武田幸三(右)に弟子入りし、鍛え直している基康(中央)(C)基康/RISE
2026年6月28日(日)東京・後楽園ホール『RISE 199』にて、第6代RISEミドル級(-70kg)王座決定戦3分5R延長1Rを同級2位・憂也(魁塾)と争う同級4位・基康(TAKEDA GYM)。
元ラジャダムナンスタジアム認定ウェルター級王者で、K-1 WORLD MAXでも活躍した武田幸三会長との師弟インタビューが主催者を通じて届いた。
武田「毎日試合前の練習をしている」

――今回は“急遽”という形でタイトルマッチの王座決定戦が決まりました。このオファーがあった時はどのような心境でしたか?
基康「チャンスだと思ったので素直に嬉しかったですね。
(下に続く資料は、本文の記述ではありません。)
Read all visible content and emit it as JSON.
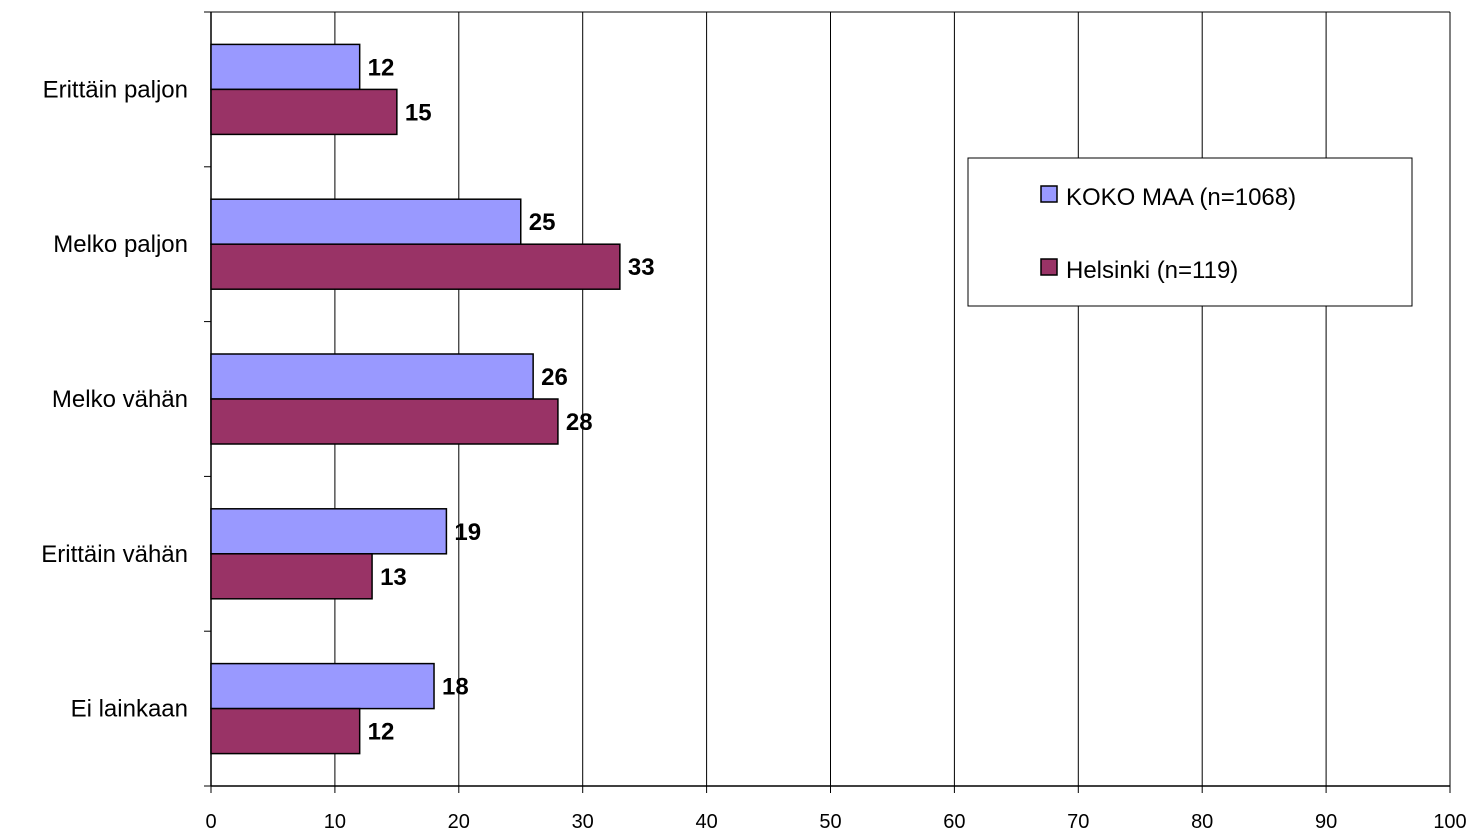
{
  "chart_data": {
    "type": "bar",
    "orientation": "horizontal",
    "title": "",
    "xlabel": "",
    "ylabel": "",
    "categories": [
      "Erittäin paljon",
      "Melko paljon",
      "Melko vähän",
      "Erittäin vähän",
      "Ei lainkaan"
    ],
    "series": [
      {
        "name": "KOKO MAA (n=1068)",
        "values": [
          12,
          25,
          26,
          19,
          18
        ],
        "color": "#9999ff"
      },
      {
        "name": "Helsinki (n=119)",
        "values": [
          15,
          33,
          28,
          13,
          12
        ],
        "color": "#993366"
      }
    ],
    "xlim": [
      0,
      100
    ],
    "xticks": [
      "0",
      "10",
      "20",
      "30",
      "40",
      "50",
      "60",
      "70",
      "80",
      "90",
      "100"
    ],
    "grid": "vertical",
    "legend": "right",
    "data_labels": true
  }
}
どうしようかなっていう迷いがなかったので、本当に感謝しかなかったです」
――武田会長もこのオファーに迷いはありませんでしたか?
武田「僕も1mmの迷いもなかったです。毎日試合前の練習をしているので」
――その時点で自信もあったということですね。
武田「ありましたね」
――武田会長が選手時代で同じようなシチュエーションだったとしたら、同じくこのオファーは即決で受けていましたか?
武田「チャレンジする時期とちゃんと精査しなくてはいけない時期っていうのがあると思うんですよね。基康はまだがむしゃらにとにかく前へ前へという時期なので、練習も頑張ってやっているので、本当にうちのジムに来てからは1日も調整の練習とかは一切していないんですよ。今はとにかく成長するために量をこなしているので、“急遽のオファー”で短期間だと捉えていただいているかもしれないですが、全然そんなことはないので大丈夫です」
――常に試合ができる準備ができていたということですね。
武田「そうですね」

――基康選手は去年から武田会長のもとに所属を変えてトレーニングをするようになったと思うのですが、ご自身で1番変化を感じているところはありますか?
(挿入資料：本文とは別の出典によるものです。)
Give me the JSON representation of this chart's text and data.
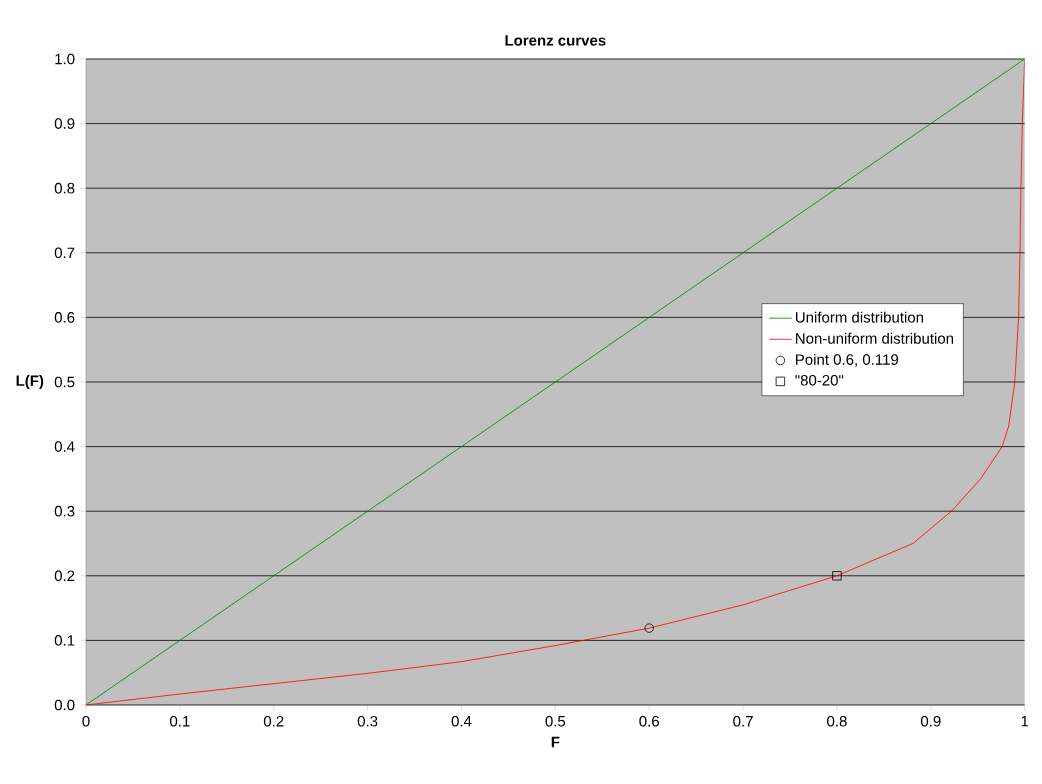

基康「今までは毎日の中で自分のマインドが上がっている日っていうのが多くはなかったと思うんですけど、その中でも“今自分がキックボクシングをやっているのは誰のためか”っていうマインドセットを先生に教えていただいて、それを練習前に考えてから練習に入っているので、極端に練習する回数が多くなるとか練習に行きたくないなっていうのが一切なくなりました」
――武田会長の教えは技術や体の部分だけではなく、メンターとして精神的な部分の強化にもなっているんですね。
基康「はい」
――武田会長もそういった所(メンタル面)を意識して指導されているんですか?
武田「基本はそっちばかりですね。今24歳で奥さんも子供もいて世界で1番頑張らなきゃいけない男ですから、誰のために何のためにいつまでにどうなるのかっていうのを毎日考えてもらっています。自分の体の疲れなんていうのは二の次三の次ですよね」
基康「その中でいつまでにっていう目標があって、4連敗していた自分だから今年は全勝して勢いをつけて来年はRISEのチャンピオンになるっていう目標があったんですけど、そのRISEのチャンピオンになるという部分が全勝するっていう目標の中に入ってきたので、こんなチャンスはないですね」
――目標が少し早まっただけでやっていくことは変わりないですか?
「はい」
――基康選手にとってRISEでベルトを獲るということはどんな意味合いがありますか?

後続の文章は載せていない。